RIAU – Tim F1QR Pos TNI AL Bengkalis berhasil mengungkap penyelundupan calon Pekerja Migran Indonesia (PMI) non prosedural di sebuah rumah di pesisir Pantai Jangkang, Desa Deluk, Kecamatan Bantan, Kabupaten Bengkalis.
Tim yang dipimpin oleh Letda Laut (P) Arisman, Danposal Bengkalis, mengamankan empat orang calon PMI non prosedural yang berencana diberangkatkan ke Malaysia melalui jalur laut ilegal.
Selain itu, seorang warga berinisial K (50 tahun) dari Desa Deluk juga diamankan dan diduga terlibat dalam Tindak Pidana Penyelundupan Manusia (TPPM).
Sementara itu, Kolonel Laut (P) Boy Yopi Hamel menjelaskan bahwa pengungkapan ini berawal dari informasi yang diterima mengenai adanya kegiatan penyelundupan PMI non prosedural melalui jalur laut di perairan Bengkalis.
Berdasarkan informasi tersebut, Danlanal memerintahkan Danposal Bengkalis untuk melakukan penyelidikan lebih lanjut.
“Setelah melakukan pemantauan di lokasi yang dicurigai, kami bersama perangkat desa setempat langsung mendatangi rumah tersebut dan menemukan empat orang calon PMI yang siap diberangkatkan ke Malaysia menggunakan speedboat berkapasitas mesin 40 PK,” ujarnya.
Keempat calon PMI non prosedural dan satu tersangka kini telah dibawa ke Posal Bengkalis untuk pemeriksaan lebih lanjut.

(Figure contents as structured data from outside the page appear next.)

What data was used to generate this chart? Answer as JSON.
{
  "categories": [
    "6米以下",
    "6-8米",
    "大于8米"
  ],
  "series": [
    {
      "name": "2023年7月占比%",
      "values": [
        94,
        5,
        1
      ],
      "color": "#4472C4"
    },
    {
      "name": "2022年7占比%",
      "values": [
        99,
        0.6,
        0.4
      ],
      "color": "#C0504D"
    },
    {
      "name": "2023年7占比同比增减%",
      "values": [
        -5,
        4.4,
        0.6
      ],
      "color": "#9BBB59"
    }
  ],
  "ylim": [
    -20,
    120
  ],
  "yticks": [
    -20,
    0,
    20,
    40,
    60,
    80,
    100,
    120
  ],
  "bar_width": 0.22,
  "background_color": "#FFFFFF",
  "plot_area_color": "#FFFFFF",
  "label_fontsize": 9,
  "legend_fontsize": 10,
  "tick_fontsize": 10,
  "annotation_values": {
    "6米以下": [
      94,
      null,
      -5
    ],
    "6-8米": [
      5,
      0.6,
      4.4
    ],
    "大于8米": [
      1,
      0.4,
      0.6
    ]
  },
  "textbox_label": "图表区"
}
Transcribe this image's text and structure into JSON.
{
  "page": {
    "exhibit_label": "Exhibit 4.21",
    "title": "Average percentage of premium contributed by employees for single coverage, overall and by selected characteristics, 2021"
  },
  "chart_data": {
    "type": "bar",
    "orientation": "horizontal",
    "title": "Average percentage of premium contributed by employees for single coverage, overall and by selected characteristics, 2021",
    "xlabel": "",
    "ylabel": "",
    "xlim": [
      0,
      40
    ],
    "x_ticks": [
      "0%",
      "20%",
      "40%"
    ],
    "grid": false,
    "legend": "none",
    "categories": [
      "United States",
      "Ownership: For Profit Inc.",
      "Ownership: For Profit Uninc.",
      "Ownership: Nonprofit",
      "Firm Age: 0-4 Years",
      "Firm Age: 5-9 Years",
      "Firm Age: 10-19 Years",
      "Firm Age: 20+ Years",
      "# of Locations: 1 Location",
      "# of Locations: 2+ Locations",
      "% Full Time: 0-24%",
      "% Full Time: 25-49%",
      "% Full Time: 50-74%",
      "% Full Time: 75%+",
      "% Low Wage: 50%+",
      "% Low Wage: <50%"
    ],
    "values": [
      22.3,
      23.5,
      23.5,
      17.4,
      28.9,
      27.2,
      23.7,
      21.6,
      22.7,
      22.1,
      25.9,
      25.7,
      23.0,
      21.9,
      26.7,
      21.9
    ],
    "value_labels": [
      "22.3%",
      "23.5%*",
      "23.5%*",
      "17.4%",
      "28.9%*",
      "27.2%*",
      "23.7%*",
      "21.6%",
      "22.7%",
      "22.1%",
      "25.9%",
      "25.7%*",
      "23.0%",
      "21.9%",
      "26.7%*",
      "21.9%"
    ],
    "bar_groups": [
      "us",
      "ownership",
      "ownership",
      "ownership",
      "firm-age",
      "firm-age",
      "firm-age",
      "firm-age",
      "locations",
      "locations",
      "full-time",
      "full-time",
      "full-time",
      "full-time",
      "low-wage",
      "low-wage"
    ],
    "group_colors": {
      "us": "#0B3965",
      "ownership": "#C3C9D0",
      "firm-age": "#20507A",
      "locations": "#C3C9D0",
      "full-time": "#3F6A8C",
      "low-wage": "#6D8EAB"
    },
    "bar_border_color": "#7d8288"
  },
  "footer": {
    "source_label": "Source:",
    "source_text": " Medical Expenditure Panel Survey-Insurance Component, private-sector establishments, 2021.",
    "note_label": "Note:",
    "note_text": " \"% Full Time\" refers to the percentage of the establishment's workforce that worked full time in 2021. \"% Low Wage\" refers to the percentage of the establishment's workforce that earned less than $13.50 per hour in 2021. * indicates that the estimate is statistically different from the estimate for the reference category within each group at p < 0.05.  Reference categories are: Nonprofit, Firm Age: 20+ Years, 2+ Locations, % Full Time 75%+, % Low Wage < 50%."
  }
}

Hasil pemeriksaan awal menunjukkan bahwa K telah bekerja sebagai motoris speedboat pembawa calon PMI sejak tahun 2020.
Keempat calon PMI akan diserahkan kepada BP3MI Riau untuk penanganan lebih lanjut, sementara K, yang diduga terlibat dalam penyelundupan manusia, akan diserahkan ke Polres Bengkalis untuk proses hukum.
Kepala Staf Angkatan Laut (KSAL) Laksamana TNI Muhammad Ali terus mengingatkan seluruh jajaran TNI AL untuk meningkatkan kesiapsiagaan dalam merespon segala informasi terkait tindak ilegal, terutama yang terjadi di perairan Indonesia.
TNI AL berkomitmen untuk menindak tegas penyelundupan manusia dan pelanggaran hukum lainnya demi menjaga kedaulatan dan keselamatan negara.